17. Similar considerations were made in X and Others v. Ireland (nos. 23851/20 and 24360/20, § 58, 22 June 2023), Koilova and Babulkova v. Bulgaria (no. 40209/20, § 25, 5 September 2023), and Validity Foundation on behalf of T.J. v. Hungary (no. 31970/20, § 57, 10 October 2024).
18. However, where the situation was one where, as in the present case, the six-month period neither started to run, nor expired, during the period of suspension, which coincided to the most critical phase of the global pandemic, but solely continued to run, the exceptional measures were not applicable, it thus declared inadmissible as being out-of-time the complaints in respect of the applicants concerned (see Kitanovska and Barbulovski v. North Macedonia, nos. 53030/19 and 31378/20, § 40, 9 May 2023, and Masse v. France (dec.), no. 47506/20, §§ 30-32, 25 March 2025).

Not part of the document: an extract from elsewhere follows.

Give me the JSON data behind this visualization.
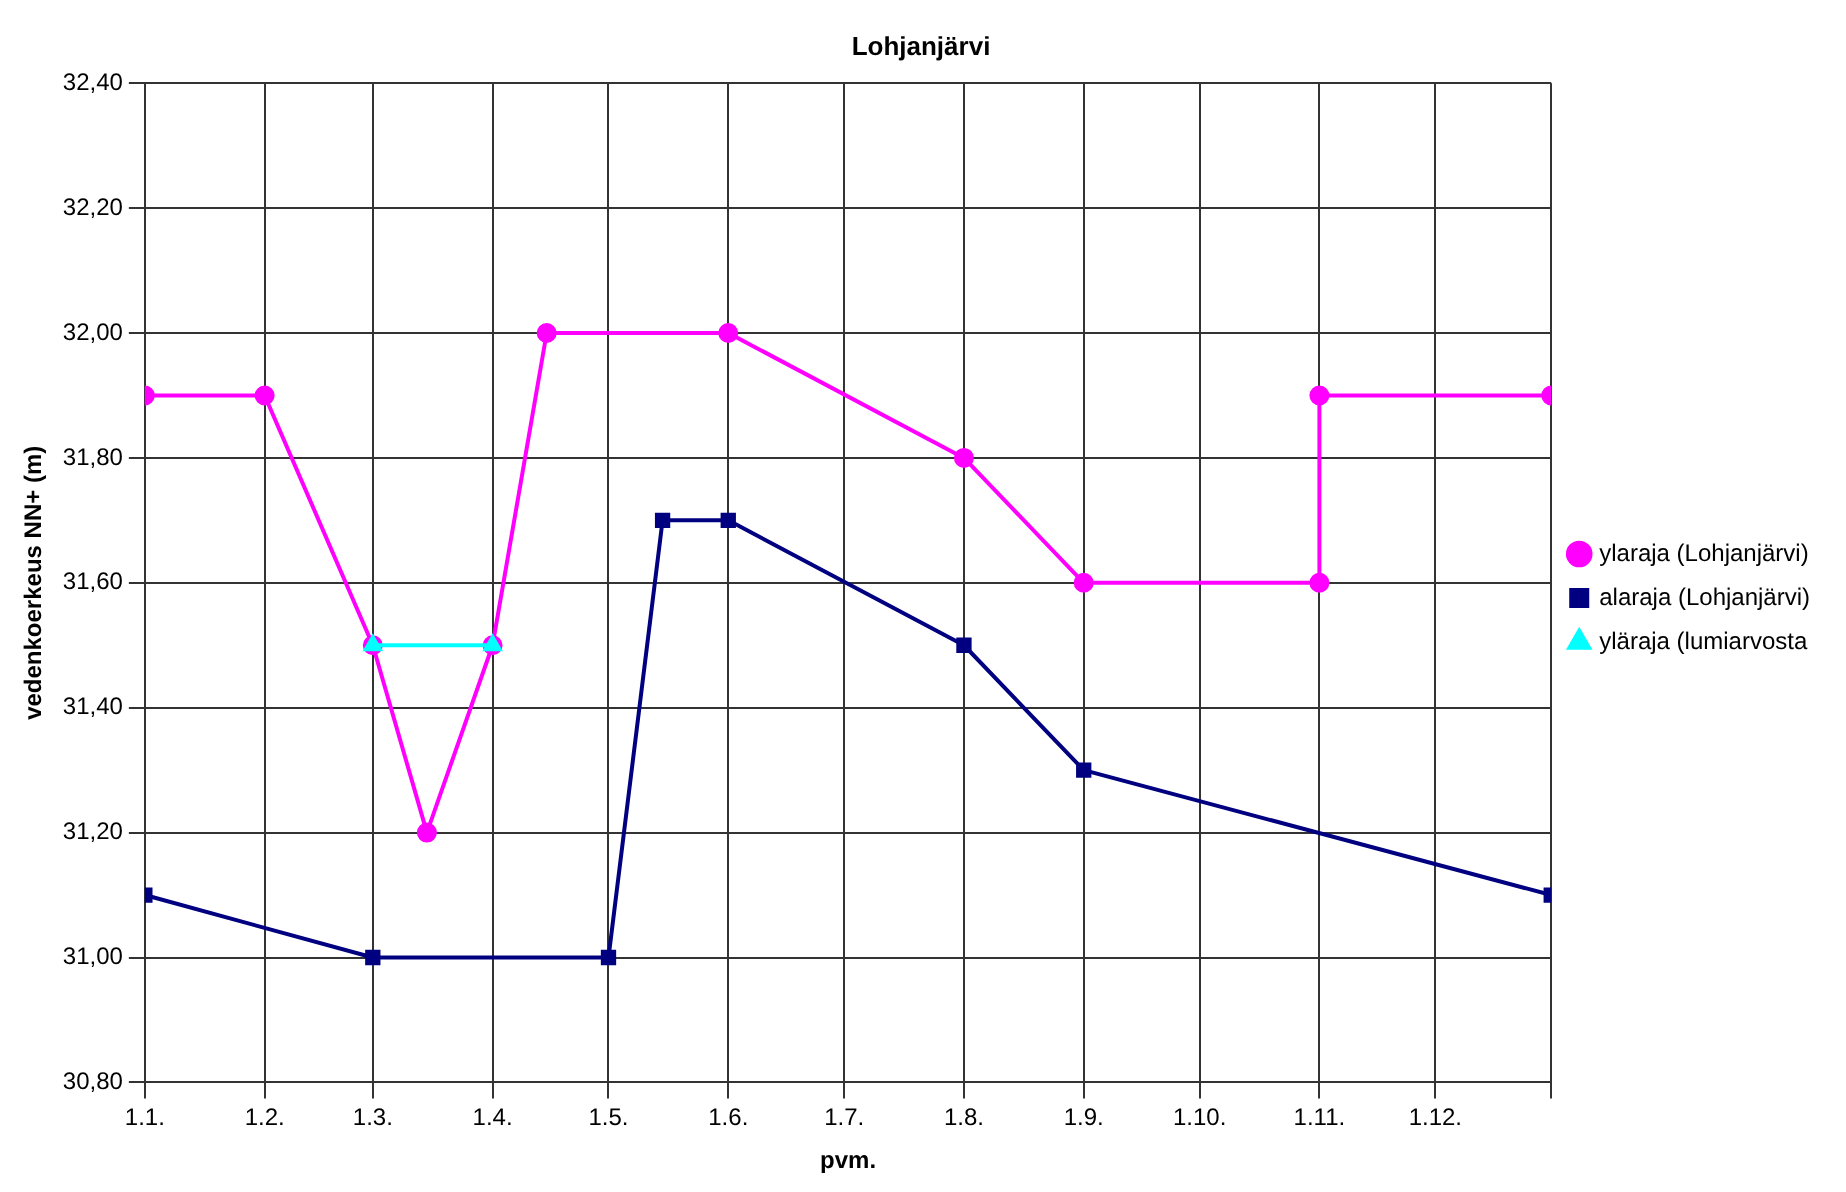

19. The Court observes that in the present case the six-month period started to run on 30 January 2020 and expired on 30 July 2020 (see paragraph 14 above), and that those dates do not fall within the above‑mentioned period (16 March-15 June 2020 – see paragraphs 15-16 above). In the absence of anything being brought to the Court’s attention which could justify a departure from the above-mentioned precedents, the Court considers that the present application, lodged on 20 August 2020, was lodged out of time and must therefore be rejected in accordance with Article 35 §§ 1 and 4 of the Convention.
For these reasons, the Court, unanimously,
Declares the application inadmissible.
Done in English and notified in writing on 28 August 2025.
Veronika Kotek Faris Vehabović
Acting Deputy Registrar President
[1] See the press releases issued by the Registrar of the Court on 16 March and 16 April 2020.